In 1992, Tekwar was adapted into a comic book series.

A new Tekwar comic book adaptation, entitled The Tek War Chronicles, by Shatner and comic book writer Scott Davis with art by Erich Owen and colors by Michelle Davies, was released by Bluewater Productions on June 24, 2009. As of 2010, The Tek War Chronicles is available digitally exclusively through Devil's Due Digital.

===Trading cards===
Trading cards with comic book artwork were published by Cardz in 1993.

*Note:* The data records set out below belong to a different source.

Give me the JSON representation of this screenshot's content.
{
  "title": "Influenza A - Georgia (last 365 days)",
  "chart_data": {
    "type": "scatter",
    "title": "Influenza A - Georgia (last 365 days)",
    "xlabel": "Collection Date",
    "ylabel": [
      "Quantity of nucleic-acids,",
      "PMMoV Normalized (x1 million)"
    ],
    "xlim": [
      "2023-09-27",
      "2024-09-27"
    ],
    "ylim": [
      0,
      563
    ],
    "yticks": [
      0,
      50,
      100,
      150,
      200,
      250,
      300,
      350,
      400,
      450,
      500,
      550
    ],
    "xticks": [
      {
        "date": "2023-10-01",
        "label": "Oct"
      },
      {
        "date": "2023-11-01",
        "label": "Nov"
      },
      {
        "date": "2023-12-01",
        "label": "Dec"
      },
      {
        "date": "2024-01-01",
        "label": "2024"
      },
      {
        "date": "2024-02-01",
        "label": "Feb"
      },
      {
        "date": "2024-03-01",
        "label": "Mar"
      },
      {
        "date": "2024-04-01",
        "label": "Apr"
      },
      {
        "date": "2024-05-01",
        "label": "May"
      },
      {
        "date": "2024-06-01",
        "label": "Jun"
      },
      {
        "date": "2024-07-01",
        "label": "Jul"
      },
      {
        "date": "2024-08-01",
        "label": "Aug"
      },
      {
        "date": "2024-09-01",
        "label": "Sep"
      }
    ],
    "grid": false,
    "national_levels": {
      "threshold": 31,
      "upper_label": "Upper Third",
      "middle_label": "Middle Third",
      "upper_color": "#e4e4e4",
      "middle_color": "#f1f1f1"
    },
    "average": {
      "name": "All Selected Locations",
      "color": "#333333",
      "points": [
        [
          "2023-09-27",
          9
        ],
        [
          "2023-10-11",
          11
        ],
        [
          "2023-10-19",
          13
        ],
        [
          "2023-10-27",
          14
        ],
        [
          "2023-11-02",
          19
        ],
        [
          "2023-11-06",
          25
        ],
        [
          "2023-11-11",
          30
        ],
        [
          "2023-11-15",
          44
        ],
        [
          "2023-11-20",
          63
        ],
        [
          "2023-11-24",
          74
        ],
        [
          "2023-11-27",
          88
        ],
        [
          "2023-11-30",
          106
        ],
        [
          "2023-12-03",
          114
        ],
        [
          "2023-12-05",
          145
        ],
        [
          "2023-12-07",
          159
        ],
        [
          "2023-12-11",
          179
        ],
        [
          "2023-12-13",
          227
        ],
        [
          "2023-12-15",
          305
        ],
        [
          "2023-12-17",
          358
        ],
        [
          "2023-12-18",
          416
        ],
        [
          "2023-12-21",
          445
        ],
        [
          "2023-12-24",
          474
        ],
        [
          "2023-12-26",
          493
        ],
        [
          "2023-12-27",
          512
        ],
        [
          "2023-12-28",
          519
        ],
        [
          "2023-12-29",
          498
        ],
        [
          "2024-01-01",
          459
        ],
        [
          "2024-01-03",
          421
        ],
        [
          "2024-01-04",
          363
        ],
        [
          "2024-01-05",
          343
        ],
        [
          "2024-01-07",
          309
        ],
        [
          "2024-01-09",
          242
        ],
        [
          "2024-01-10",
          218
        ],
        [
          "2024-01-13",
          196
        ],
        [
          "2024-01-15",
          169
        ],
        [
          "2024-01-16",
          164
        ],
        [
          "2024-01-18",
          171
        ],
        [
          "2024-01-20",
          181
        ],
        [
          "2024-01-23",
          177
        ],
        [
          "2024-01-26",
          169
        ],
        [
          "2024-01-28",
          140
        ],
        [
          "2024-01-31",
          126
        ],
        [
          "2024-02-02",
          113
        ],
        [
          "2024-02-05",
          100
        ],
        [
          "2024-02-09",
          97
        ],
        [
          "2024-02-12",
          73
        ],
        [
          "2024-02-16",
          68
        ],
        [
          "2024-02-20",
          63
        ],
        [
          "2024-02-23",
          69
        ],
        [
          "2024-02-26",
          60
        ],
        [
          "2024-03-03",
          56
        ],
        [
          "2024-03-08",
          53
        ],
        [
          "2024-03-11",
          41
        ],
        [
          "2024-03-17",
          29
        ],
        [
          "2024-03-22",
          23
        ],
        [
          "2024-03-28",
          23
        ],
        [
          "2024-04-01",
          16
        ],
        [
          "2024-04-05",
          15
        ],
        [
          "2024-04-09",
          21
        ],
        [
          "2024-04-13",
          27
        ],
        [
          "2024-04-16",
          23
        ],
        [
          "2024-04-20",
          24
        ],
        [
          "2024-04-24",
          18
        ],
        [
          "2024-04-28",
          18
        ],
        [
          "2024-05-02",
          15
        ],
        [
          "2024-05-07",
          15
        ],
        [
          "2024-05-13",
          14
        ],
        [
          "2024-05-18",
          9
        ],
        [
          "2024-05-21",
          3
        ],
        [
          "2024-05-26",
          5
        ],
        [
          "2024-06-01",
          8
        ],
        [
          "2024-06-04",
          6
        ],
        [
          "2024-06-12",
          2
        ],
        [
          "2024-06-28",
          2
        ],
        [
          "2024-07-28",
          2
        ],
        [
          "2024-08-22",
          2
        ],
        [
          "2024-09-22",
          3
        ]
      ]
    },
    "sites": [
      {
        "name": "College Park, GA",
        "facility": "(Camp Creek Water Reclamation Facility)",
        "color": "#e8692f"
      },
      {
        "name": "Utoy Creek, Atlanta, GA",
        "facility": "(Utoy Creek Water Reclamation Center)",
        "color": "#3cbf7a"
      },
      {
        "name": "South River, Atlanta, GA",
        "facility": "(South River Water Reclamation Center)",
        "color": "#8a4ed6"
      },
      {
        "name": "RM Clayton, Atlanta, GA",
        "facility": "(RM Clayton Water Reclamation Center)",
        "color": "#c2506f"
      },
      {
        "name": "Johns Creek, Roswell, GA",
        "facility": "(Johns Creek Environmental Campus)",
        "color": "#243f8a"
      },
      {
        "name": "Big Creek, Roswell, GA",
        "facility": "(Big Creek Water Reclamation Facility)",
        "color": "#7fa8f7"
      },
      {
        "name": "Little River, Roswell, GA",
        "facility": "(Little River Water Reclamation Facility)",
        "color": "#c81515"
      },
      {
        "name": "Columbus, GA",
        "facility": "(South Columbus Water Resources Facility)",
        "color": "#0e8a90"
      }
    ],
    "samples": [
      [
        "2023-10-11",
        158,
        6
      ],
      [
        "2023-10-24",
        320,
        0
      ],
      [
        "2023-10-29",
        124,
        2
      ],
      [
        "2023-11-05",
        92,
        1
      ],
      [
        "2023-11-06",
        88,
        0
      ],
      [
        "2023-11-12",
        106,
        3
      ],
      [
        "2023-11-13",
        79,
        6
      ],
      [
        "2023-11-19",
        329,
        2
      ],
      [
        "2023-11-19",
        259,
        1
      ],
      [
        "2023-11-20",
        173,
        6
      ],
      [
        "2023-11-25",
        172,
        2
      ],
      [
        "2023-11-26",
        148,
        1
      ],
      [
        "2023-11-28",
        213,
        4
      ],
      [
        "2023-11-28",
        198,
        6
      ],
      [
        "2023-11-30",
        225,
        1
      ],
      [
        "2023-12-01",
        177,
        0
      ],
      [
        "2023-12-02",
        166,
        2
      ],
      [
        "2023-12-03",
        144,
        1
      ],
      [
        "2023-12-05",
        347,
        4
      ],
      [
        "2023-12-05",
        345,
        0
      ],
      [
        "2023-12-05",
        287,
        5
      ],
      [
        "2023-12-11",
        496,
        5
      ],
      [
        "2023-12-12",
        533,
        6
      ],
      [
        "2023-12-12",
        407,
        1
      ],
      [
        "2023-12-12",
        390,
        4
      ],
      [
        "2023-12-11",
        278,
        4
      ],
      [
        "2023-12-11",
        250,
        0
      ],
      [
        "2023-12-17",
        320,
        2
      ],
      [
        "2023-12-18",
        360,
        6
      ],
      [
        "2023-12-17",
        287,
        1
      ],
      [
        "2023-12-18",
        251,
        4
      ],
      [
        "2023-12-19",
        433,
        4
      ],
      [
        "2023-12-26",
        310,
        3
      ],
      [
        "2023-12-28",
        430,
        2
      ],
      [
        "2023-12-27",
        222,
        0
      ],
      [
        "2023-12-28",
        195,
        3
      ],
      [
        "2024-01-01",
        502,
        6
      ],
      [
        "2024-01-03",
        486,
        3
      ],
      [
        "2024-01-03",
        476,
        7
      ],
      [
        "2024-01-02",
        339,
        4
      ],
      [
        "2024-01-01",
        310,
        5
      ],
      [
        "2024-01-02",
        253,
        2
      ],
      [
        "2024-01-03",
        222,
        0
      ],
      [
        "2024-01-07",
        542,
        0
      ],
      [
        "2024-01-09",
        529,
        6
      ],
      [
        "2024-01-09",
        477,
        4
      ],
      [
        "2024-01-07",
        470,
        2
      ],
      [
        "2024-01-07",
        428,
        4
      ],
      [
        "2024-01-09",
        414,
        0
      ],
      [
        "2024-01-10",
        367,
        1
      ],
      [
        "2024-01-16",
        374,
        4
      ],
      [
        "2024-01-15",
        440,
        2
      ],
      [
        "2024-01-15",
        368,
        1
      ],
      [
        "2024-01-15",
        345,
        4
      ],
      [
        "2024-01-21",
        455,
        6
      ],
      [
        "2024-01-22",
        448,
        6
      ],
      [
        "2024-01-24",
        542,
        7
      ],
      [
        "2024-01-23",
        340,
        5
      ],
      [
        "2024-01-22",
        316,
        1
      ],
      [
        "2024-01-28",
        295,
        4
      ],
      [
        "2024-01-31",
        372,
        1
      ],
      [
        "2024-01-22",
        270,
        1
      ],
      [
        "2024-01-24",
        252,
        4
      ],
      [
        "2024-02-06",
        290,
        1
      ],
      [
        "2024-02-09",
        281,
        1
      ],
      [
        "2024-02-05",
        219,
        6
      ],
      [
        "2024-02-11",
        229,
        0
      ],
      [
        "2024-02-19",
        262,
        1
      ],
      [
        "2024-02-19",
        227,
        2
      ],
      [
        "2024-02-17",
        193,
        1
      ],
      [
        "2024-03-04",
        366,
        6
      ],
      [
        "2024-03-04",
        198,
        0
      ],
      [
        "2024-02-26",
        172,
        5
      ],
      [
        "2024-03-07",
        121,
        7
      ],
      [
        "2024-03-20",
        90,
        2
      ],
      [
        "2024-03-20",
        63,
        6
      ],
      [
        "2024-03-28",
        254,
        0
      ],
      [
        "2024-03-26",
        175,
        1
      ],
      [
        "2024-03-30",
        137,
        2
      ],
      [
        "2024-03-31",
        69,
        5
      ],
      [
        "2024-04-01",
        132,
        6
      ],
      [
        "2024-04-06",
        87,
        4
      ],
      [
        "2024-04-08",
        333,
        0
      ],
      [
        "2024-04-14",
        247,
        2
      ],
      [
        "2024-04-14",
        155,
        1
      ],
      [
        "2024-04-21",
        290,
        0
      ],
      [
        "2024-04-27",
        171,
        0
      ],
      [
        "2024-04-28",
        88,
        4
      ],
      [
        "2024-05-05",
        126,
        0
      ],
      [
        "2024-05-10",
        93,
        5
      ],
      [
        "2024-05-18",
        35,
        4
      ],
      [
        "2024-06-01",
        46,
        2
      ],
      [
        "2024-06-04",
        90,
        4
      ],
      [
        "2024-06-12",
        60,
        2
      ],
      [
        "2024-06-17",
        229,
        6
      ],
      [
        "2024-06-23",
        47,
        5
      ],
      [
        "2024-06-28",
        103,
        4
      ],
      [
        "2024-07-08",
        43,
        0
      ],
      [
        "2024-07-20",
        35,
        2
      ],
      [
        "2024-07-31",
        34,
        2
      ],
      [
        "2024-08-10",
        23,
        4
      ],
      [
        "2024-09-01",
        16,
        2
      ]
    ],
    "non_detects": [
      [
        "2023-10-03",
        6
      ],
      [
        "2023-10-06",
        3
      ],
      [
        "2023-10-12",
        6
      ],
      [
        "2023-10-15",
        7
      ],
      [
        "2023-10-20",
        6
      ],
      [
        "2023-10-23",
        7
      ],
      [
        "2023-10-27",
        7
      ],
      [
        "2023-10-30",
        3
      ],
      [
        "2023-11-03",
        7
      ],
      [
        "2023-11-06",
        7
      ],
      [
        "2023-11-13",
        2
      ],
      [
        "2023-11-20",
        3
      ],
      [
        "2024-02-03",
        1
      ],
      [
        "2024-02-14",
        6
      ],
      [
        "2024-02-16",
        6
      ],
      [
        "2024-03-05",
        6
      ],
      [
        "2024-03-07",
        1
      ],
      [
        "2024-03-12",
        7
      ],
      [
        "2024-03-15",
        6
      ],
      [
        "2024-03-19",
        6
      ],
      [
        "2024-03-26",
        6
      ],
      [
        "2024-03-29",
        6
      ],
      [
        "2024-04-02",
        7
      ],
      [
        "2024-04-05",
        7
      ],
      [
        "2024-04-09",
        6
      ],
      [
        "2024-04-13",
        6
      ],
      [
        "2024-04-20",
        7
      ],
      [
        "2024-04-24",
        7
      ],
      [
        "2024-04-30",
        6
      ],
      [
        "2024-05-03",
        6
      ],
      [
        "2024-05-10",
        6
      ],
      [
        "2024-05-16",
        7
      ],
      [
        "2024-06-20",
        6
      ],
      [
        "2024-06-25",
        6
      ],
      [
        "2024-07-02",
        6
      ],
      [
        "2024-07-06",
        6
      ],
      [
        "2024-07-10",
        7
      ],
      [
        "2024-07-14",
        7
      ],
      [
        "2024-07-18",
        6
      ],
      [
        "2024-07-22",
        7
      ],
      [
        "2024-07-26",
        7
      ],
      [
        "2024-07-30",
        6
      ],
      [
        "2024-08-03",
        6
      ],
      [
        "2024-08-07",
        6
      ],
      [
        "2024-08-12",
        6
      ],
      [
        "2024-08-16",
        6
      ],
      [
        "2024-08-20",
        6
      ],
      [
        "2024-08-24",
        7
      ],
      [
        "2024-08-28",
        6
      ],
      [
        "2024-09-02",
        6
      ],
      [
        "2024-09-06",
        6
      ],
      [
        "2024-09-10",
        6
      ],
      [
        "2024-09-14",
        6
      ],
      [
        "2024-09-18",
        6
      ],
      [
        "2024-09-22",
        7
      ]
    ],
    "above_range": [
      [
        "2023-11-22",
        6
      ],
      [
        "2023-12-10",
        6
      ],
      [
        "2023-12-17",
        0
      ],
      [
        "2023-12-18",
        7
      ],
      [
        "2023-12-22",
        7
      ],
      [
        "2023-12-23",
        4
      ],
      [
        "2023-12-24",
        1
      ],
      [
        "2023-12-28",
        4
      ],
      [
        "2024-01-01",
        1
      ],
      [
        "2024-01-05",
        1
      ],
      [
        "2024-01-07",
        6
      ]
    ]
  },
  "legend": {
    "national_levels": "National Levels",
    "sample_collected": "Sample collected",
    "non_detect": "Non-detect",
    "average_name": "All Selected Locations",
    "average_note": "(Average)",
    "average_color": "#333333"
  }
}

==Television films and series==

The TekWar novels became a television franchise with TV films in 1994, then a series.

TV movies
| Title | Original airdate | Runtime |
| TekWar | January 17, 1994 | 97 minutes |
| TekLords | February 20, 1994 | 96 minutes |
| TekWar: TekLab | February 27, 1994 | 105 minutes |
| TekWar: TekJustice | May 14, 1994 | 100 minutes |

The first three were adaptations of the books, while TekJustice was an original movie.

TekWar TV series
| Episode no. | Episode title | Original airdate |
| 1 | "Sellout" | December 22, 1994 |
| 2 | "Unknown Soldier" | December 29, 1994 |
| 3 | "Tek Posse" | January 5, 1995 |
| 4 | "Promises to Keep" | January 12, 1995 |
| 5 | "Stay of Execution" | January 19, 1995 |
| 6 | "Alter Ego" | March 2, 1995 |
| 7 | "Killer Instinct" | March 9, 1995 |
| 8 | "Chill Factor" | March 30, 1995 |
| 9 | "Deadline" | April 6, 1995 |
| 10 | "Carlotta's Room" | April 13, 1995 |
| 11 | "Deep Cover" | June 10, 1995 |
| 12 | "Cyberhunt" | June 17, 1995 |
| 13 | "Zero Tolerance" | June 24, 1995 |
| 14 | "Forget Me Not" | July 1, 1995 |
| 15 | "The Gate" | January 20, 1996 |
| 16 | "Skin Deep" | January 27, 1996 |
| 17 | "Redemption" | February 2, 1996 |
| 18 | "Betrayal" | February 19, 1996 |

=== Adult animated adaptation ===
An adult animated adaptation/reboot of TekWar was announced in September 2021. The project will be developed and written by Matt Michnovetz and produced by Pure Imagination Studios with Shatner's Shatner Universe.

==Video game==

Tekwar was also made into a 1995 computer game by Capstone Software using the Build engine.